The short-term variability in IOS parameters is known, particularly within-day, day-to-day or week-to-week repeatability of resistance (Rrs) and reactance (Xrs) with high ICC values (> 0.80) [25,26,27]. It is the first study to relate measurement of long-term variability to airflow obstruction. Previous studies have largely assessed the within session repeatability and variability of resistance [28, 29]. However, these studies may not be applicable to clinical settings, where patients in clinically stable stage of disease are often examined several months apart. In this study, repeatability of IOS measurements between clinical visits was a representation of the real-world behavior of these parameters. The median (IQR) time between first and third visit was 6.1 (3.4–16.6) months in COPD and 4.9 (4.0–12.6) months in asthma (Table 1). Only one study conducted a long-term variability analysis of IOS parameters in stable COPD and asthma [10]. They only performed a long-term variability analysis at consecutive three follow-ups. Based on what is already known, with this study our research reveals: (1) Our sample size was much larger; (2) Long-term variability between IOS parameters and spirometry in COPD, COPD-GOLD stages, and asthma was further compared; (3) It was also the first study to determine the relationship between long-term variability and airflow obstruction in COPD.

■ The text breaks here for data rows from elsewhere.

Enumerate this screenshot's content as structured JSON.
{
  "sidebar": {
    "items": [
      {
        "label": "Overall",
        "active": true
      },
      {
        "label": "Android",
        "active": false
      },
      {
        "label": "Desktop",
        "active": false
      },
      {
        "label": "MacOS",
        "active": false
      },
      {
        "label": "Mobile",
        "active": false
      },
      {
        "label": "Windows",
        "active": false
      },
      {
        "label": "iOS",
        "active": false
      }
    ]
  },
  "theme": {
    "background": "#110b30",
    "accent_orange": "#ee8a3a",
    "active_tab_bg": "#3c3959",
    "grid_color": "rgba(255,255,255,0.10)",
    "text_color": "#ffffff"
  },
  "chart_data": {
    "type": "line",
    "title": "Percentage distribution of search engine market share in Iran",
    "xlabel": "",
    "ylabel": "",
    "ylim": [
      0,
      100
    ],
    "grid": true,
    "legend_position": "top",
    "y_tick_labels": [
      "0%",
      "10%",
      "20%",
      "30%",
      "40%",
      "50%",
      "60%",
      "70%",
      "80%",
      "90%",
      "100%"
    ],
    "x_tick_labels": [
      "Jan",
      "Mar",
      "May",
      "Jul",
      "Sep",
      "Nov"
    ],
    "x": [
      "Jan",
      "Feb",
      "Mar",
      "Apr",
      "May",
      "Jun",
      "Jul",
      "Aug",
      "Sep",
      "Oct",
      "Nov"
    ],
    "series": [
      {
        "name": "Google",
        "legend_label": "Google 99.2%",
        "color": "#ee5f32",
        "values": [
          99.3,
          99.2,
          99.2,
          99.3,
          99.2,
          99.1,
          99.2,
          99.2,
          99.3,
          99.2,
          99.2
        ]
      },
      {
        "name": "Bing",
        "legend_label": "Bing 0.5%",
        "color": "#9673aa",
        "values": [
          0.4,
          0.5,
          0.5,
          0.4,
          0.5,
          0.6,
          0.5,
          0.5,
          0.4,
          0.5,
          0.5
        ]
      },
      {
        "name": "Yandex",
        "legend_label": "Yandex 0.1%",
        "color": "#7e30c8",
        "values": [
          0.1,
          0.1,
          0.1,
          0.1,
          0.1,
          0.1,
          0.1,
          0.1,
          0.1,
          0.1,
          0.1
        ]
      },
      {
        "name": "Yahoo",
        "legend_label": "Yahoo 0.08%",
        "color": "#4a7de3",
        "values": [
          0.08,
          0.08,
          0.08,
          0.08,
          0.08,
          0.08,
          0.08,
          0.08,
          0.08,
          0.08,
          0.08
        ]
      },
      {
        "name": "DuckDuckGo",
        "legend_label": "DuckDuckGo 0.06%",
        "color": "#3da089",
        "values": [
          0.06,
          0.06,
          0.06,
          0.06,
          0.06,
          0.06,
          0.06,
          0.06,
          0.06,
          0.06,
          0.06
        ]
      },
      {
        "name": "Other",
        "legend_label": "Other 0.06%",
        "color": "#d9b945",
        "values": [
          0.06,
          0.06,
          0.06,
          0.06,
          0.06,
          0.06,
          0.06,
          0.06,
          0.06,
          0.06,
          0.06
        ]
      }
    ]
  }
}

Significant correlations at baseline between FEV1 and R5 (P < 0.05) but not with R20 has been reported and during 1-year follow up. The changes in R5 and R20 did not significantly correlate with FEV1. Additionally, the R20 is unrelated to the severity of airflow obstruction in patients with COPD [30]. We found that during the first three visits, SDbv of R5 correlates with %FEV1 in GOLD4 (rs = 0.61, P < 0.05). Additionally, multiple regression analyses indicated that %FEV1 is potential predictor for long-term variability of R5 and R5-R20 (t = 2.90, P = 0.005; t = 2.44, P = 0.017). Their mean values are potential predictor for long-term variability of R5, R20 and R5-R20 (P < 0.05). The severity of airflow obstruction significantly was correlate with long-term variability of R5 and R5-R20, not with long-term variability of R20.

One potential limitation of this study was that the groups were not matched by sex and age in different diseases and GOLD stages. There was one female in GOLD1, 20 male and 2 female in GOLD2, 25 male and 6 female in GOLD3, 18 male and 1 female in GOLD4, 58 male and 61 female in asthma. There is long-term disease progression in stable diseases [31], our maximum follow-up period was 22 months. Longer follow-up period to assess long-term variability would perhaps lend more credibility to future studies.

Conclusions

This study revealed that IOS resistance parameters have high long-term repeatability as shown by high ICC values (P > 0.80) in asthma and COPD with lower ICC values < 0.8 in GOLD3 and GOLD4. Higher long-term variability seen in COPD was related to airflow obstruction. These findings help determine thresholds for MCIDs. IOS can support routine lung function testing to monitor disease progression, disease activity, disease progression or treatment response over a long period of time. IOS will not replace spirometry anytime soon as the two tests measure very different things. However, when IOS is used as a complimentary test to spirometry for long term follow up, proves to be clinically very useful.